触っても反応がなかった左手が動かせるようになって、感覚が戻ってきた証です。
面会時間の終わるころ、『ウンチがしたい。』と言い出したため、看護師さんを呼びました。
いつもの差し込み便器ではなく、車いすが用意され、病室のトイレで用を足すことになりました。
ベッドからトイレへ母を連れていくところまでは看護師さんがひとりで対応できたのですが、母を立たせたまま寝間着やおむつを脱がすにはもうひとり必要だったため、私が手伝うことになりました。
母をトイレに座らせても、自分がトイレに座っていることがまだ完全には認識できていないようでした。
用を足し終わると私が母を支えている間に、看護師さんが排泄後の処理をしてくれ、再びベッドに戻りました。
女性のトイレの介助をしたことがなかったので戸惑いましたが、今後はこのような介助を家族がしていくんだなぁと実感しました。
ひとつ心配なのは、看護師さんが母の排泄の後処理をしているときに不正出血があったようです。

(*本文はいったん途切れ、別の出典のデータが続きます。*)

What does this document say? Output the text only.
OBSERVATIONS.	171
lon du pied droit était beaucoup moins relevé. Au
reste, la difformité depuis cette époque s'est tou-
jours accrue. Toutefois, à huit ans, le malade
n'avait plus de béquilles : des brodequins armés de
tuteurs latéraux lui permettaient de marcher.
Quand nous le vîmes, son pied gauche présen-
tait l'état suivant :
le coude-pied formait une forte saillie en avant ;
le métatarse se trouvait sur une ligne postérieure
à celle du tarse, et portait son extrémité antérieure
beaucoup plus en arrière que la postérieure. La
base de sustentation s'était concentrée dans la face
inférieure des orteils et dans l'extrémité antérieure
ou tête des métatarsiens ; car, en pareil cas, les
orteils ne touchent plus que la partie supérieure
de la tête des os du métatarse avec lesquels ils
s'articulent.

母は脳卒中で入院する前から不正出血で同じ病院の婦人科に通っていて、脳卒中で入院したために婦人科の受診予約をキャンセルせざるを得なくなってしまったのです。
看護師さんが医師へ報告しておいてくれることになりましたが、脳卒中の順調な回復の障害にならなければと思っています。
昨日よりも私の手を握る左手の力も強くなっていて、表情もだんだん以前の母に戻りつつあるように感じます。